We found that diabetes was associated with fluid overload. Diabetic dialysis patients have greater interdialytic weight gain than nondiabetic hemodialysis patients (Davenport 2009) and diabetic PD patients have more fluid overload than nondiabetic patients (Watson et al. 1980; Higgins et al. 1989; Van Biesen et al. 2011). Diabetic patients have also increased thirst (Davies 2003). The higher blood sugar levels in diabetic patients could lead to reduced net ultrafiltration by reducing the peritoneal to blood glucose osmotic gradient, with consequent increased reliance on PD solutions with higher glucose content (Konings et al. 2003). Restricting salt and water intake may help reduce the use of hypertonic glucose solution and thus facilitate blood glucose control in diabetic patients undergoing PD (Watson et al. 1980). Insulin therapy per se may potentially lead to increased food and sodium intake by increasing carbohydrate intake.
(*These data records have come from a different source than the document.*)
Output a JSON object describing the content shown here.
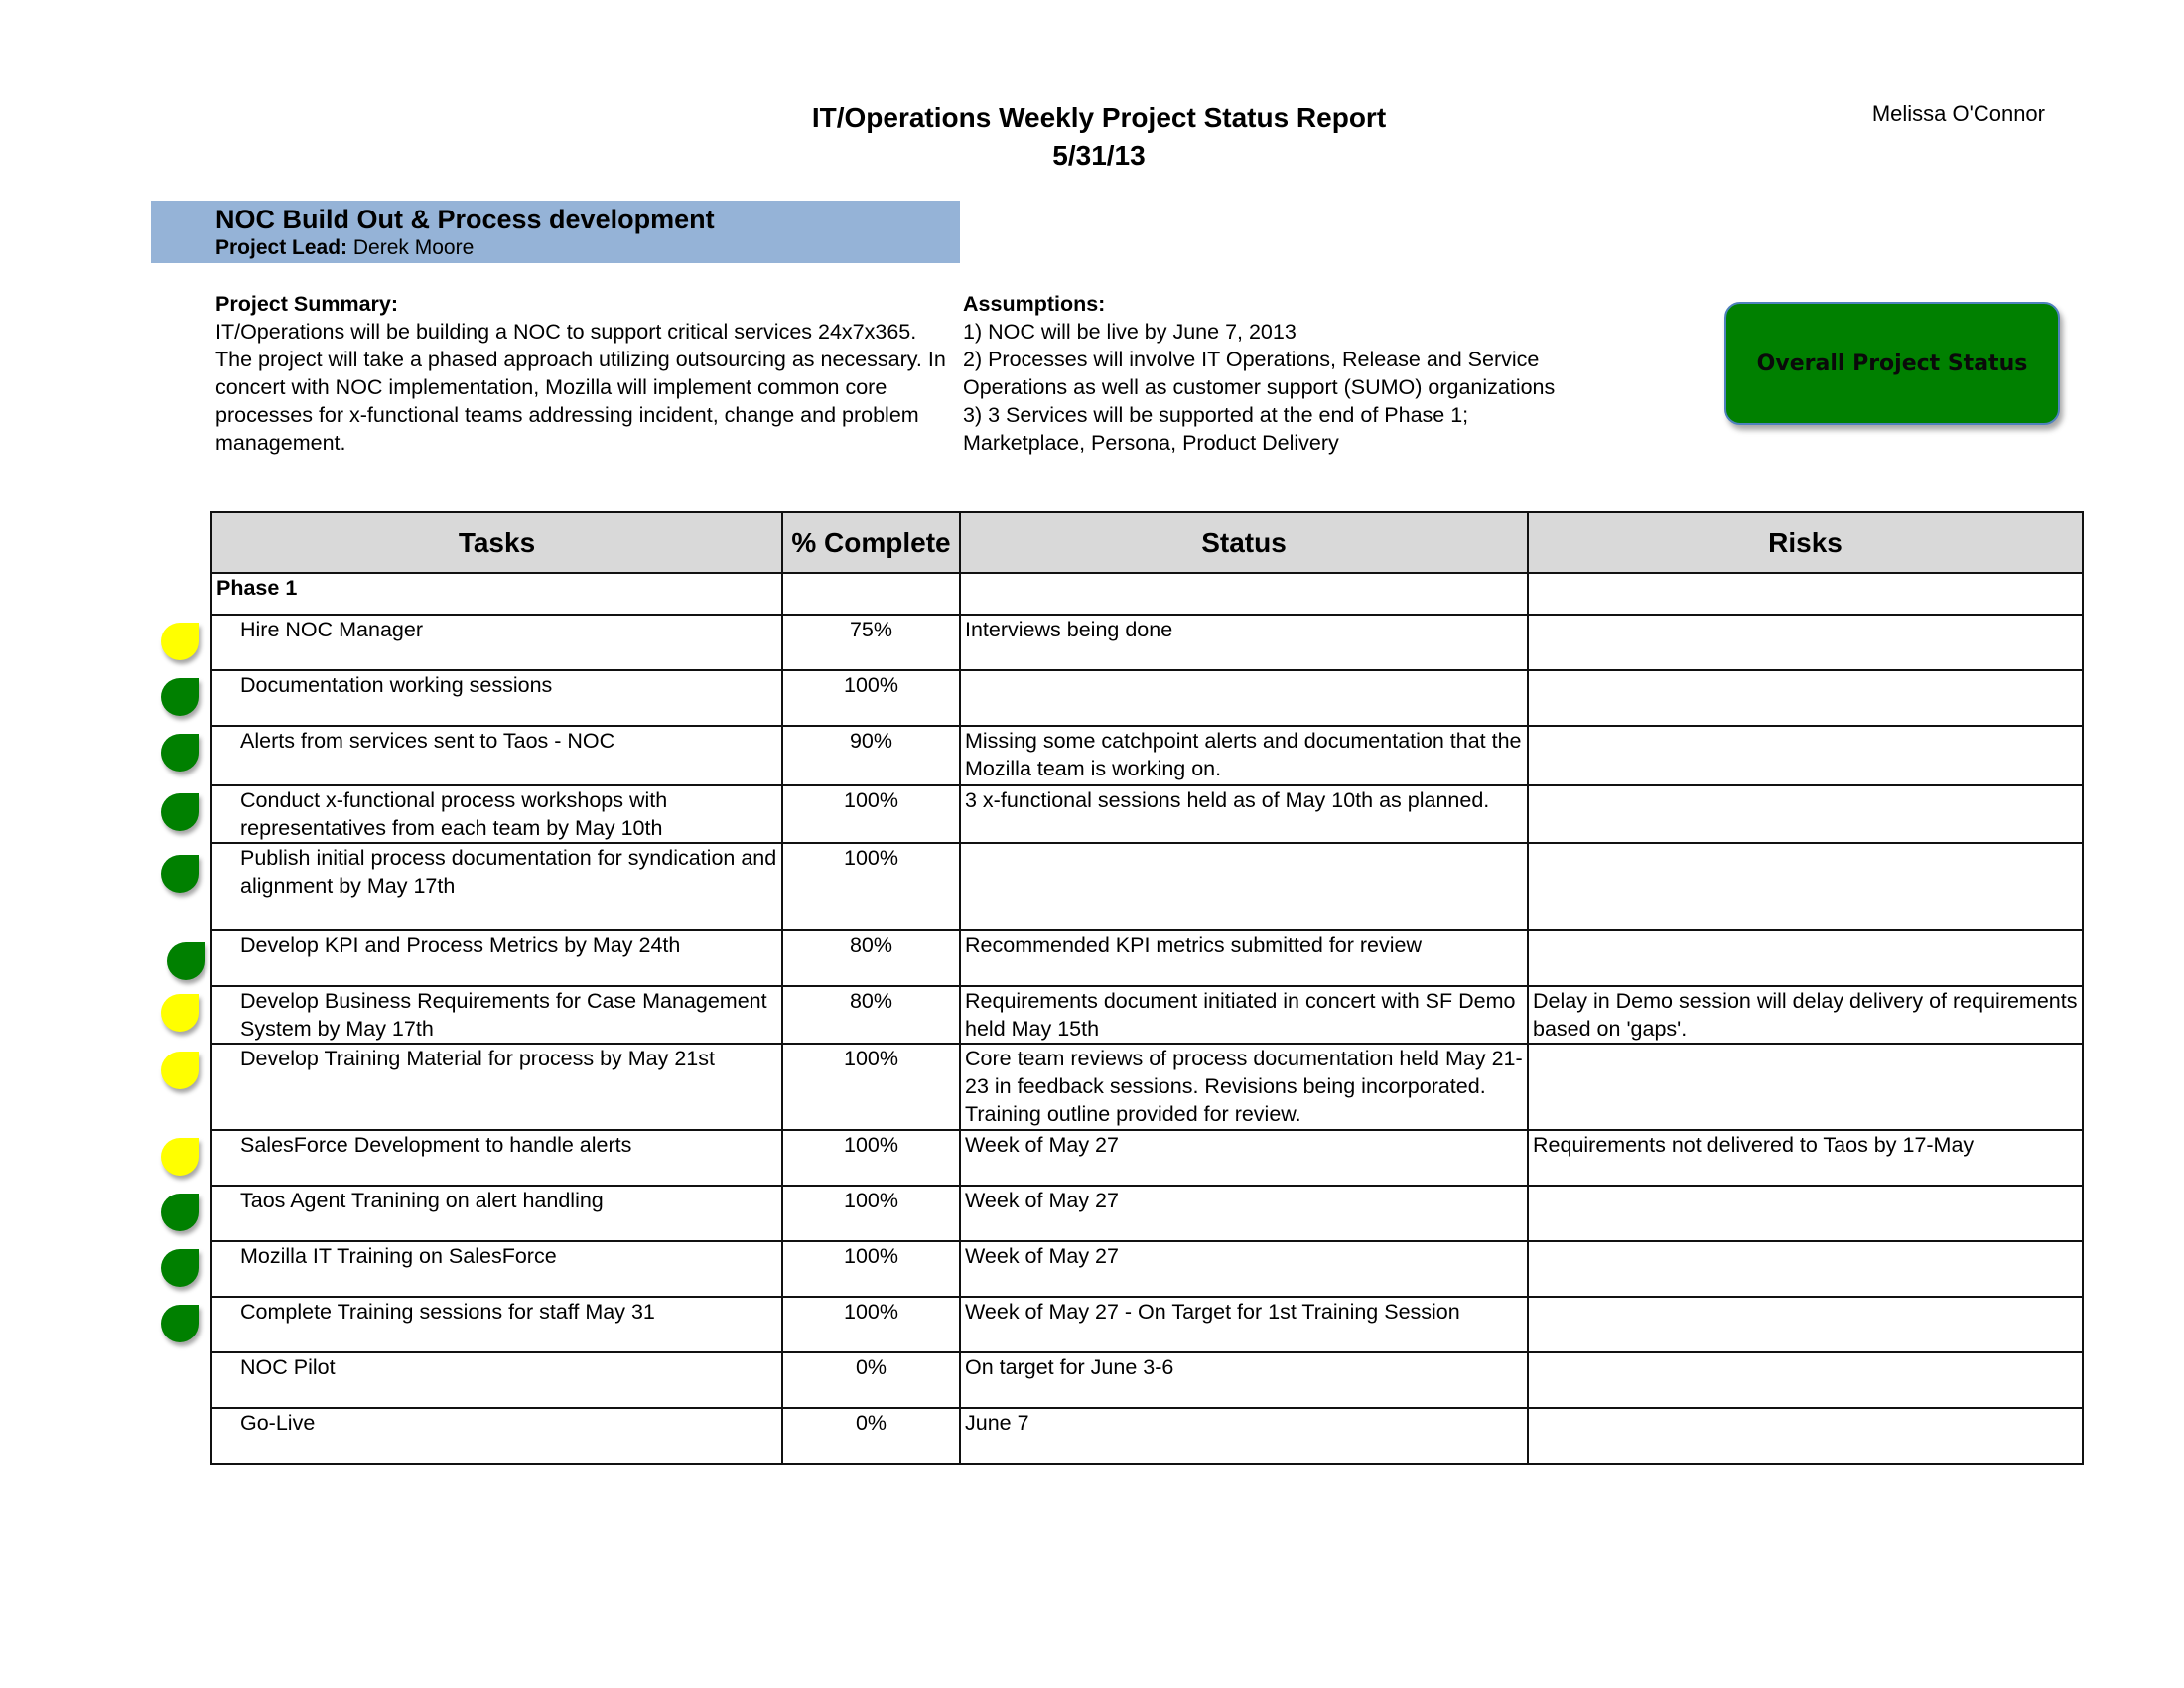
{
  "header": {
    "title": "IT/Operations Weekly Project Status Report",
    "date": "5/31/13",
    "author": "Melissa O'Connor"
  },
  "project": {
    "name": "NOC Build Out & Process development",
    "lead_label": "Project Lead:",
    "lead_name": "Derek Moore"
  },
  "summary": {
    "heading": "Project Summary:",
    "text": "IT/Operations will be building a NOC to support critical services 24x7x365. The project will take a phased approach utilizing outsourcing as necessary.  In concert with NOC implementation, Mozilla will implement common core processes for x-functional teams addressing incident, change and problem management."
  },
  "assumptions": {
    "heading": "Assumptions:",
    "items": [
      "1) NOC will be live by June 7, 2013",
      "2) Processes will involve IT Operations, Release and Service Operations as well as customer support (SUMO) organizations",
      "3) 3 Services will be supported at the end of Phase 1; Marketplace, Persona, Product Delivery"
    ]
  },
  "overall_status": {
    "label": "Overall Project Status",
    "color": "#008000"
  },
  "colors": {
    "green": "#008000",
    "yellow": "#ffff00",
    "header_bg": "#d9d9d9",
    "banner_bg": "#95b3d7"
  },
  "table": {
    "columns": [
      "Tasks",
      "% Complete",
      "Status",
      "Risks"
    ],
    "phase_label": "Phase 1",
    "rows": [
      {
        "task": "Hire NOC Manager",
        "pct": "75%",
        "status": "Interviews being done",
        "risk": "",
        "indicator": "yellow"
      },
      {
        "task": "Documentation working sessions",
        "pct": "100%",
        "status": "",
        "risk": "",
        "indicator": "green"
      },
      {
        "task": "Alerts from services sent to Taos - NOC",
        "pct": "90%",
        "status": "Missing some catchpoint alerts and documentation that the Mozilla team is working on.",
        "risk": "",
        "indicator": "green"
      },
      {
        "task": "Conduct x-functional process workshops with representatives from each team by May 10th",
        "pct": "100%",
        "status": "3 x-functional sessions held as of May 10th as planned.",
        "risk": "",
        "indicator": "green"
      },
      {
        "task": "Publish initial process documentation for syndication and alignment by May 17th",
        "pct": "100%",
        "status": "",
        "risk": "",
        "indicator": "green"
      },
      {
        "task": "Develop KPI and Process Metrics by May 24th",
        "pct": "80%",
        "status": "Recommended KPI metrics submitted for review",
        "risk": "",
        "indicator": "green"
      },
      {
        "task": "Develop Business Requirements for Case Management System by May 17th",
        "pct": "80%",
        "status": "Requirements document initiated in concert with SF Demo held May 15th",
        "risk": "Delay in Demo session will delay delivery of requirements based on 'gaps'.",
        "indicator": "yellow"
      },
      {
        "task": "Develop Training Material for process by May 21st",
        "pct": "100%",
        "status": "Core team reviews of process documentation held May 21-23 in feedback sessions. Revisions being incorporated. Training outline provided for review.",
        "risk": "",
        "indicator": "yellow"
      },
      {
        "task": "SalesForce Development to handle alerts",
        "pct": "100%",
        "status": "Week of May 27",
        "risk": "Requirements not delivered to Taos by 17-May",
        "indicator": "yellow"
      },
      {
        "task": "Taos Agent Tranining on alert handling",
        "pct": "100%",
        "status": "Week of May 27",
        "risk": "",
        "indicator": "green"
      },
      {
        "task": "Mozilla IT Training on SalesForce",
        "pct": "100%",
        "status": "Week of May 27",
        "risk": "",
        "indicator": "green"
      },
      {
        "task": "Complete Training sessions for staff May 31",
        "pct": "100%",
        "status": "Week of May 27  - On Target for 1st Training Session",
        "risk": "",
        "indicator": "green"
      },
      {
        "task": "NOC Pilot",
        "pct": "0%",
        "status": "On target for June 3-6",
        "risk": "",
        "indicator": null
      },
      {
        "task": "Go-Live",
        "pct": "0%",
        "status": "June 7",
        "risk": "",
        "indicator": null
      }
    ]
  }
}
We showed that albumin was related to fluid status. Previous studies have revealed that there is a negative correlation between albumin and OH (Davison et al. 2009; Davenport et al. 2011a; Van Biesen et al. 2011). Lower albumin levels may result from extracellular dilution in OH status. Cigarran et al. (2007) found that a decrease of 0.1 g/dL in serum albumin was associated with a 330-mL increase in ECW. However, it is impossible to determine whether low albumin is a consequence or a cause of OH. Hypoalbuminemia may be caused by chronic inflammation and malnutrition. The patients with hypoalbuminemia should alert the clinician to potential overload.

Although multiple factors play a role in hypertension, it has been well known that hypertension is associated with fluid overload in dialysis patients (Wizemann et al. 2009). The use of OH provided by BCM improved the results of volume control and hypertension management in PD patients (Luo et al. 2011). However, there was no relationship between fluid status and blood pressure in our study. The reason was because the anuric group took more numbers of antihypertensive medications than the UO > 100 mL/day group. In addition, the anuric group had a greater ultrafiltration volume than the UO > 100 mL/day group, but the anuric group was exposed to significantly more hypertonic glucose than the UO > 100 mL/day group.
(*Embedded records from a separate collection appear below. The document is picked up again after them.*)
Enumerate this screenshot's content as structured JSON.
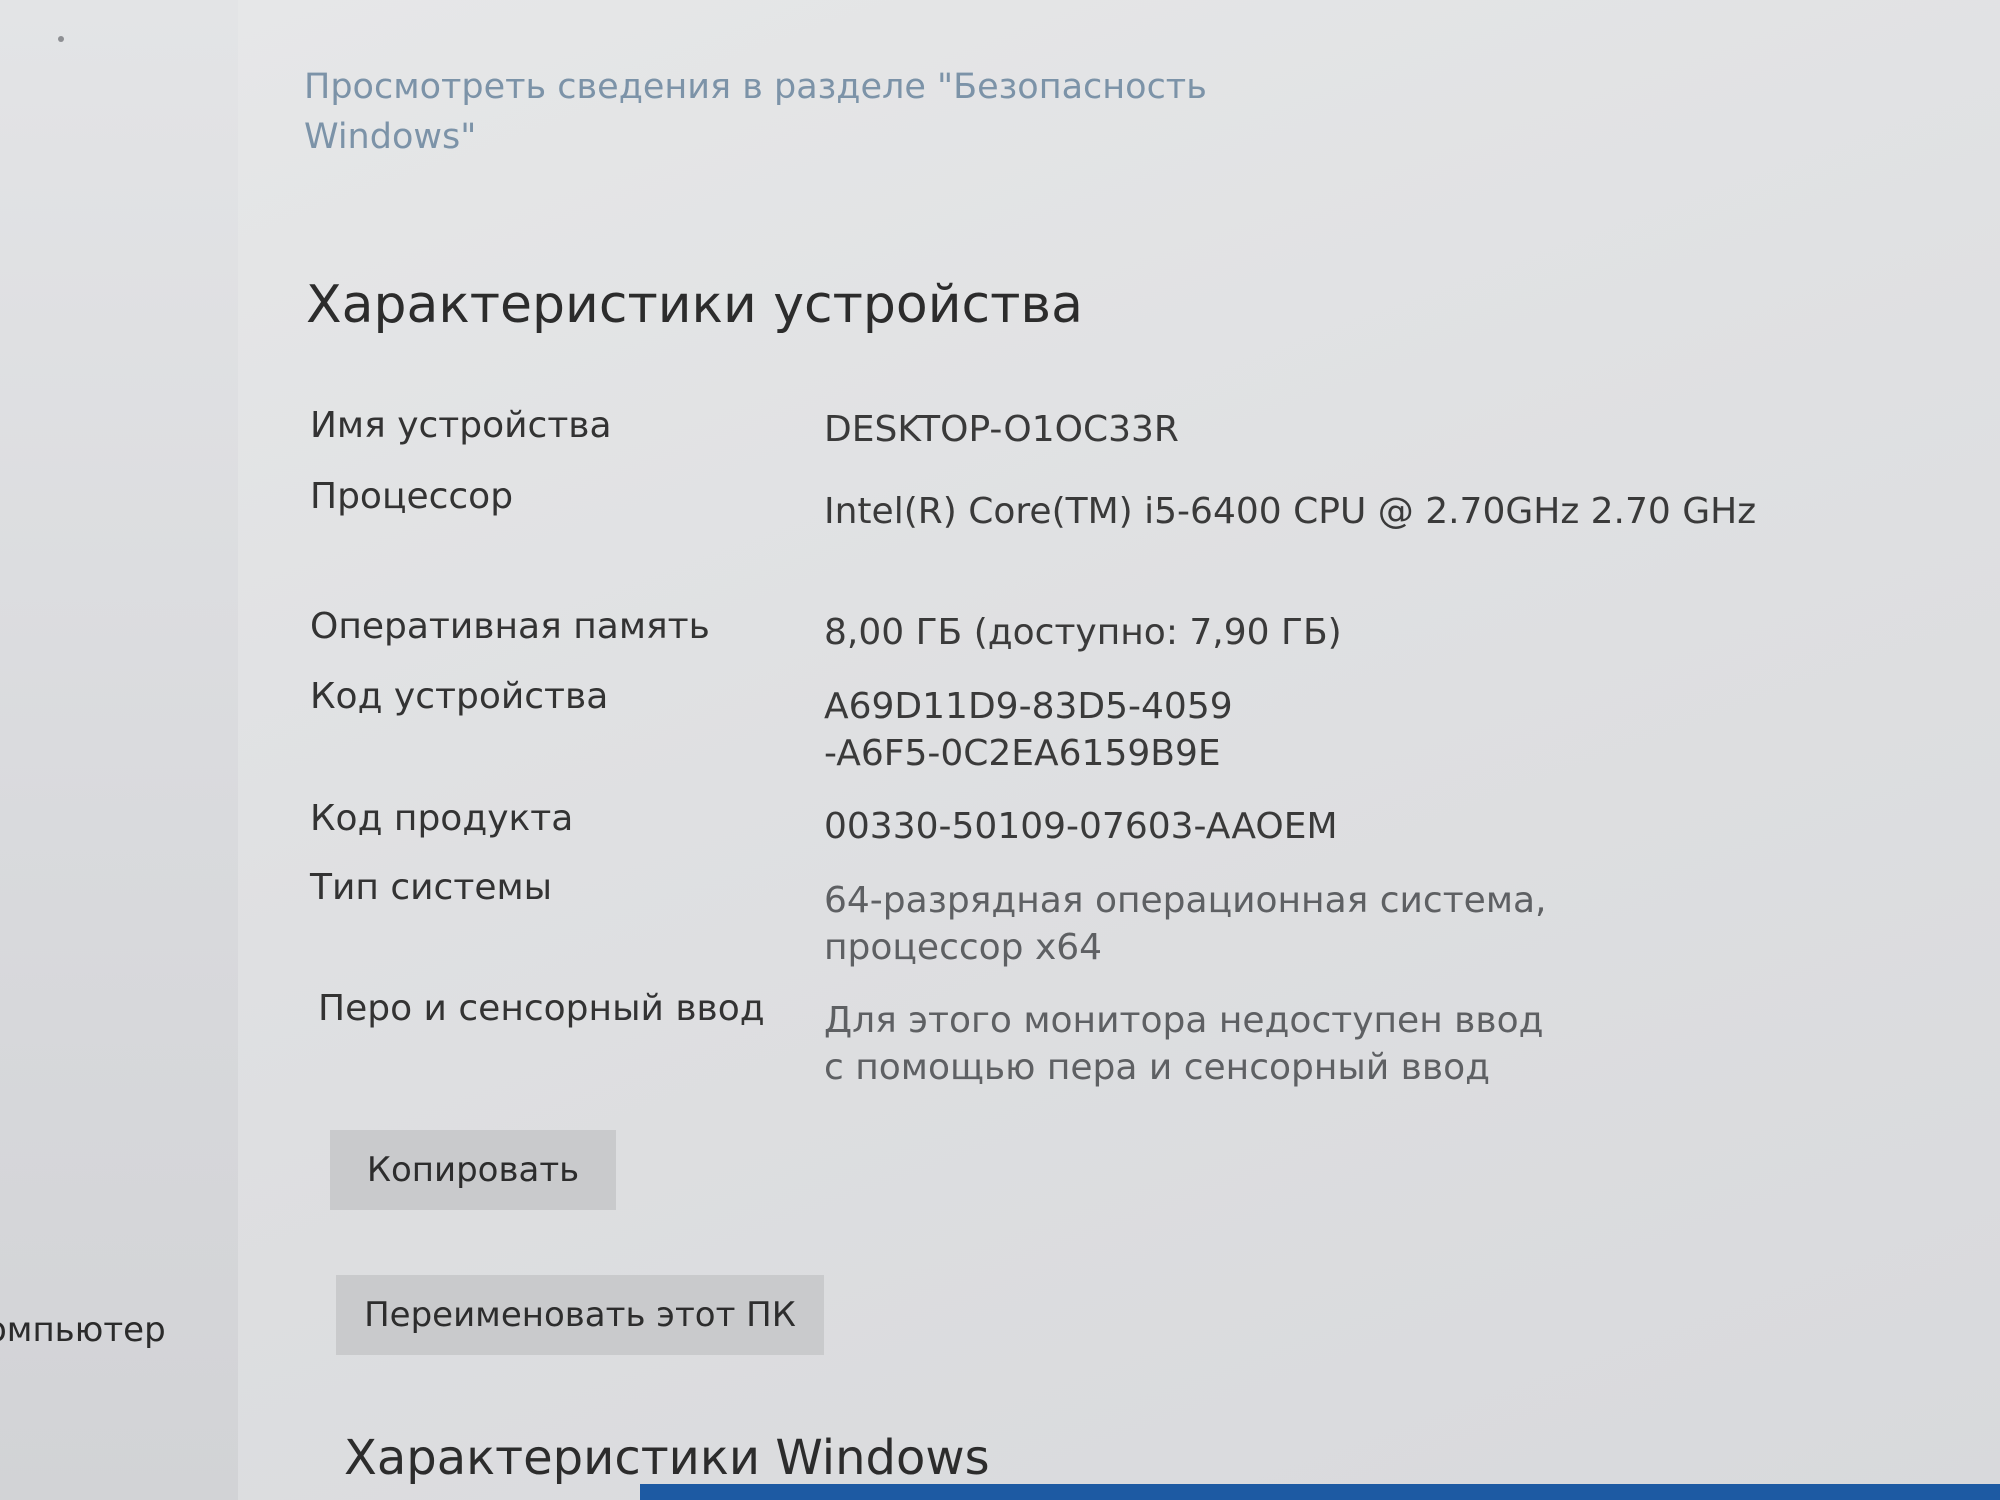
{
  "sidebar": {
    "partial_item_label": "омпьютер"
  },
  "main": {
    "security_link": "Просмотреть сведения в разделе \"Безопасность Windows\"",
    "device_specs": {
      "title": "Характеристики устройства",
      "rows": [
        {
          "label": "Имя устройства",
          "value": "DESKTOP-O1OC33R"
        },
        {
          "label": "Процессор",
          "value": "Intel(R) Core(TM) i5-6400 CPU @ 2.70GHz 2.70 GHz"
        },
        {
          "label": "Оперативная память",
          "value": "8,00 ГБ (доступно: 7,90 ГБ)"
        },
        {
          "label": "Код устройства",
          "value": "A69D11D9-83D5-4059-A6F5-0C2EA6159B9E"
        },
        {
          "label": "Код продукта",
          "value": "00330-50109-07603-AAOEM"
        },
        {
          "label": "Тип системы",
          "value": "64-разрядная операционная система, процессор x64"
        },
        {
          "label": "Перо и сенсорный ввод",
          "value": "Для этого монитора недоступен ввод с помощью пера и сенсорный ввод"
        }
      ]
    },
    "copy_button": "Копировать",
    "rename_button": "Переименовать этот ПК",
    "windows_specs_title": "Характеристики Windows"
  }
}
The limitation of our study is that it is a modest-sized and observational study, making it impossible to draw conclusions regarding cause and effect in the statistical associations observed. Second, BCM was performed once with each patient in our study. Repeated measurement of BCM might be helpful to minimize in-patient or inter-patient variation.
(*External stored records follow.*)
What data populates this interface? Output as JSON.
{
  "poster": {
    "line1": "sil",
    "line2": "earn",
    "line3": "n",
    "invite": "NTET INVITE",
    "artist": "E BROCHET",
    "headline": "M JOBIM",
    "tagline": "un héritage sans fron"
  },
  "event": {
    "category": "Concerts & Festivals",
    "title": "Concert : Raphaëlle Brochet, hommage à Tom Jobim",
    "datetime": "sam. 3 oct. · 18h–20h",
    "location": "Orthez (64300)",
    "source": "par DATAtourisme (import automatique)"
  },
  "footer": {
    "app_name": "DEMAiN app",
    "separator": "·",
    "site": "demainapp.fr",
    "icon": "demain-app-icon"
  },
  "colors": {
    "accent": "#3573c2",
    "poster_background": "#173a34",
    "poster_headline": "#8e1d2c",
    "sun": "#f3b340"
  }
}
In conclusion, anuria, low serum albumin levels and diabetes were independently associated with OH, as determined by bioelectric impedance analysis in patients on PD. The prevention of fluid overload in dialysis patients, which is linked to hypertension and cardiovascular disease, should be a major goal. We propose that volume status should be closely monitored in anuric PD patients and the preservation of residual urinary volume is important to maintain volume status in PD patients.

Acknowledgments

This work was supported by intramural grant of Gachon University Gil Medical Center for 2011.

Conflict of Interest

The authors declare no conflict of interest.